Fighting all odds, the 22-year-old diminutive girl from Tripura qualified for the Olympics at this very venue in April. She has given her soul into mastering the highly difficult Produnova — a double front somersault vault — and is relying on it for a super show.
Dipa says she has done about 1,000 repetitions of the move so the key for her would be do well in the uneven bars, beam and floor exercises.
“I’ve seen her tremendous hard work and determination. Initially I was scared when she tried it but her never-say-die attitude makes her confident. We just need to stay focused,” her coach B. Nandi said.
Biles and Douglas to lead US charge:
Even on “autopilot”, Simone Biles and Gabby Douglas will spearhead a powerful United States women’s gymnastics team’s bid for Olympic gold from Sunday.
Douglas, 20, is the reigning Olympic all-around titleholder and Games rookie Biles, 19, a three-time world all-around champion.
The US are the reigning Olympic and two-time world team champions, with gold theirs for the taking with the battle between Douglas and Biles set to ignite the all-around.
“We’ve done so many routines we’re kind of on autopilot right now, so it’s just like go, go, go, go,” warned Douglas, bidding to become the first woman since Czechoslovakia’s Vera Caslavska in 1968 to win back-to-back all-around gold.

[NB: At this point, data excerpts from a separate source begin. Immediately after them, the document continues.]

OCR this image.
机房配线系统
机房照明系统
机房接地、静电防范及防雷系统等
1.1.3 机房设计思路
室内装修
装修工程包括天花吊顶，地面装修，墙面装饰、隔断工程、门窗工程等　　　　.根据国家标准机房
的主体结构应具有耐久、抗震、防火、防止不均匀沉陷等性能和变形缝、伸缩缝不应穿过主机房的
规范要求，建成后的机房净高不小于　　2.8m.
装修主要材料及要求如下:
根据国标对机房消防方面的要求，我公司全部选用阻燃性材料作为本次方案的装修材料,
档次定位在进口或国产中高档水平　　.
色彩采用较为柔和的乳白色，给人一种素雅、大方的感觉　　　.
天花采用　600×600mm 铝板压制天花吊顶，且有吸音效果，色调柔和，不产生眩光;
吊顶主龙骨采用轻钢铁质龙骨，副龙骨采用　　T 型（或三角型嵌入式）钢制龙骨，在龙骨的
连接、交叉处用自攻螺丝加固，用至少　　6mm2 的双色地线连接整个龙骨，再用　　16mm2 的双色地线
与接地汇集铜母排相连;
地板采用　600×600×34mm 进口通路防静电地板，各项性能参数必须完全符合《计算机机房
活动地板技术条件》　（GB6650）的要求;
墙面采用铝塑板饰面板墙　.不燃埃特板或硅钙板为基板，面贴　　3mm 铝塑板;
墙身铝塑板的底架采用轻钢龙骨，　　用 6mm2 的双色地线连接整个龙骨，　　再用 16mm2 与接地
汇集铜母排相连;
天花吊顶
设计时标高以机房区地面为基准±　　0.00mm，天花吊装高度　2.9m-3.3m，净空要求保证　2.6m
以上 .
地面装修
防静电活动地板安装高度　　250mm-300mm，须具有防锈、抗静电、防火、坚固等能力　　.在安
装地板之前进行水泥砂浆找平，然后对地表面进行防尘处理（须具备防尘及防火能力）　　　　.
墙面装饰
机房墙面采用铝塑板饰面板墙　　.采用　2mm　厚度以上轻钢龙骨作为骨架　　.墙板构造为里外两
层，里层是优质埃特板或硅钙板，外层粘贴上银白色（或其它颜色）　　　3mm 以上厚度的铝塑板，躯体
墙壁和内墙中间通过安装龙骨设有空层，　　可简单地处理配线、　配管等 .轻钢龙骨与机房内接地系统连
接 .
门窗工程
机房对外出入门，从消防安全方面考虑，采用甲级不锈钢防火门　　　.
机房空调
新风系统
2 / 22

Too young to compete in London, the acrobatic Biles has dominated the four-year Olympic cycle since, winning 10 world titles and is the overwhelming favourite to be the star of the Rio Olympic Arena.
She snatched another gold in last year’s worlds ahead of Douglas, and the 2013 and 2014 world titles as her rival took time off after the London Games.
“We’re so well-prepared that we know what to expect of ourselves and our gymnastics once we go out there on the competition floor,” said Biles, bidding to become the first woman to win five gymnastic gold medals at a single Olympics.
“It’s the Olympics, but we are trying to treat it like a (national) championships.”